Determine both the conformation and orientation of a specific residue in α-synuclein(61-95) even in monolayer by 13C isotopic label and p-polarized multiple-angle incidence resolution spectrometry (pMAIRS)

Protein's magic function stems from its structure and various analytical techniques have been developed for it. Among proteins, membrane proteins are encoded 20-30% of genomes, whereas cause challenges for many analytical techniques. For example, lots of membrane proteins cannot form single crystal structure required by X-ray crystallography. As for NMR, the measurements were hindered by the low tumbling rates of membrane (i.e., phospholipid bilayers) where membrane proteins exist. In addition, membrane proteins usually lay parallel to the surface of phospholipid bilayers or form transmembrane structure. No matter parallel or perpendicular to phospholipid bilayers surface, membrane proteins form monolayer structure which is also difficult for X-ray and NMR to provide high-resolution results. Because NMR and X-ray crystallography are the two major analytical techniques to address protein's structure, membrane proteins only contribute 2.4% to the solved protein databank.

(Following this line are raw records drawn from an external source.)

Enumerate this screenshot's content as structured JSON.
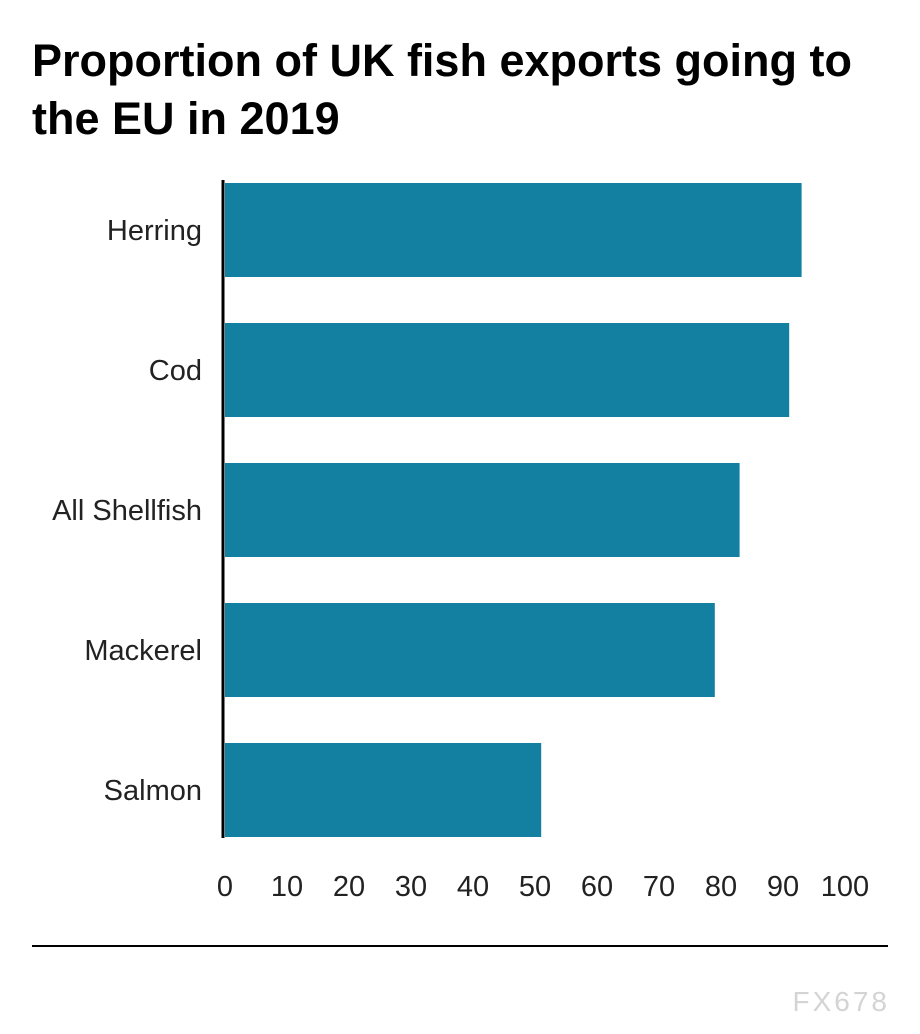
{
  "chart_data": {
    "type": "bar",
    "orientation": "horizontal",
    "title": "Proportion of UK fish exports going to the EU in 2019",
    "categories": [
      "Herring",
      "Cod",
      "All Shellfish",
      "Mackerel",
      "Salmon"
    ],
    "values": [
      93,
      91,
      83,
      79,
      51
    ],
    "xlim": [
      0,
      100
    ],
    "xticks": [
      "0",
      "10",
      "20",
      "30",
      "40",
      "50",
      "60",
      "70",
      "80",
      "90",
      "100"
    ],
    "grid": false,
    "colors": {
      "bar": "#1380a1"
    }
  },
  "watermark": "FX678"
}
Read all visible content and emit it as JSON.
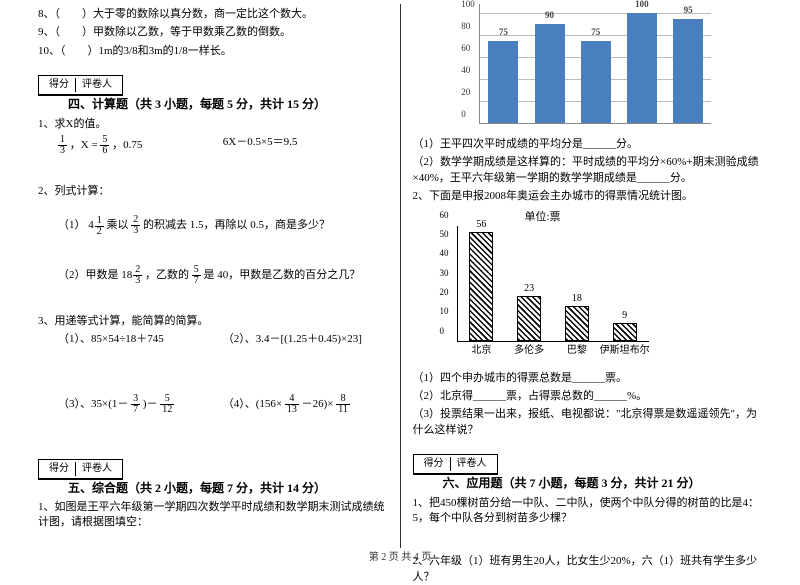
{
  "left": {
    "q8": "8、（　　）大于零的数除以真分数，商一定比这个数大。",
    "q9": "9、（　　）甲数除以乙数，等于甲数乘乙数的倒数。",
    "q10": "10、（　　）1m的3/8和3m的1/8一样长。",
    "sec4_title": "四、计算题（共 3 小题，每题 5 分，共计 15 分）",
    "s4_q1": "1、求X的值。",
    "s4_q1a_pre": "，X =",
    "s4_q1a_post": "，0.75",
    "s4_q1b": "6X－0.5×5＝9.5",
    "s4_q2": "2、列式计算：",
    "s4_q2_1a": "（1）",
    "s4_q2_1b": "乘以",
    "s4_q2_1c": "的积减去 1.5，再除以 0.5，商是多少？",
    "s4_q2_2a": "（2）甲数是",
    "s4_q2_2b": "，乙数的",
    "s4_q2_2c": "是 40，甲数是乙数的百分之几？",
    "s4_q3": "3、用递等式计算，能简算的简算。",
    "s4_q3_1": "（1）、85×54÷18＋745",
    "s4_q3_2": "（2）、3.4－[(1.25＋0.45)×23]",
    "s4_q3_3a": "（3）、35×(1－",
    "s4_q3_3b": ")－",
    "s4_q3_4a": "（4）、(156×",
    "s4_q3_4b": "－26)×",
    "sec5_title": "五、综合题（共 2 小题，每题 7 分，共计 14 分）",
    "s5_q1": "1、如图是王平六年级第一学期四次数学平时成绩和数学期末测试成绩统计图，请根据图填空：",
    "scorebox_a": "得分",
    "scorebox_b": "评卷人"
  },
  "right": {
    "chart1": {
      "values": [
        75,
        90,
        75,
        100,
        95
      ],
      "yticks": [
        0,
        20,
        40,
        60,
        80,
        100
      ],
      "ymax": 100,
      "bar_color": "#4a7fbf",
      "bg": "#ffffff"
    },
    "s5_q1_1": "（1）王平四次平时成绩的平均分是______分。",
    "s5_q1_2": "（2）数学学期成绩是这样算的：平时成绩的平均分×60%+期末测验成绩×40%，王平六年级第一学期的数学学期成绩是______分。",
    "s5_q2": "2、下面是申报2008年奥运会主办城市的得票情况统计图。",
    "chart2": {
      "title": "单位:票",
      "labels": [
        "北京",
        "多伦多",
        "巴黎",
        "伊斯坦布尔"
      ],
      "values": [
        56,
        23,
        18,
        9
      ],
      "ymax": 60,
      "yticks": [
        0,
        10,
        20,
        30,
        40,
        50,
        60
      ]
    },
    "s5_q2_1": "（1）四个申办城市的得票总数是______票。",
    "s5_q2_2": "（2）北京得______票，占得票总数的______%。",
    "s5_q2_3": "（3）投票结果一出来，报纸、电视都说：\"北京得票是数遥遥领先\"，为什么这样说？",
    "sec6_title": "六、应用题（共 7 小题，每题 3 分，共计 21 分）",
    "s6_q1": "1、把450棵树苗分给一中队、二中队，使两个中队分得的树苗的比是4：5，每个中队各分到树苗多少棵？",
    "s6_q2": "2、六年级（1）班有男生20人，比女生少20%，六（1）班共有学生多少人？"
  },
  "fractions": {
    "f1_3": {
      "n": "1",
      "d": "3"
    },
    "f5_6": {
      "n": "5",
      "d": "6"
    },
    "f4_1_2": {
      "w": "4",
      "n": "1",
      "d": "2"
    },
    "f2_3": {
      "n": "2",
      "d": "3"
    },
    "f18_2_3": {
      "w": "18",
      "n": "2",
      "d": "3"
    },
    "f5_7": {
      "n": "5",
      "d": "7"
    },
    "f3_7": {
      "n": "3",
      "d": "7"
    },
    "f5_12": {
      "n": "5",
      "d": "12"
    },
    "f4_13": {
      "n": "4",
      "d": "13"
    },
    "f8_11": {
      "n": "8",
      "d": "11"
    }
  },
  "footer": "第 2 页 共 4 页"
}
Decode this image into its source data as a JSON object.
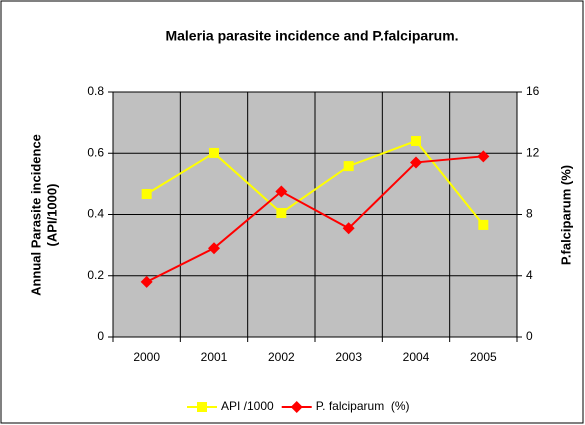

Surface FT-IR techniques can evaluate the conformation and orientation of membrane proteins by amide I band. Specifically for alpha-helical peptides/proteins, the orientation of the axis is critical to decide whether proteins form transmembrane structure. Notice that the traditional FT-IR can only provide low-resolution results. Here, 13C isotope was introduced into the nonamyloid component (NAC), which spans residues 61-95 of alpha-synuclein (alpha-syn). Then, p-polarized multiple-angle incidence resolution spectrometry (pMAIRS) was used to determine the orientation of a specific residue of alpha-helical NAC in monolayer. In general, pMAIRS is a novel technique to work complementary with X-ray and NMR to address membrane peptides/proteins structure with high resolution even in monolayer.

Automated summary

Protein's magic function stems from its structure, but analyzing membrane proteins poses challenges due to their unique characteristics. Traditional analytical techniques like X-ray crystallography and NMR struggle to provide high-resolution results for membrane proteins, which make up a significant portion of genomes. Surface FT-IR techniques offer a low-resolution evaluation, and the introduction of 13C isotope and p-polarized multiple-angle incidence resolution spectrometry (pMAIRS) provide a novel and complementary method to address membrane peptides/protein structure with high resolution, even in monolayer.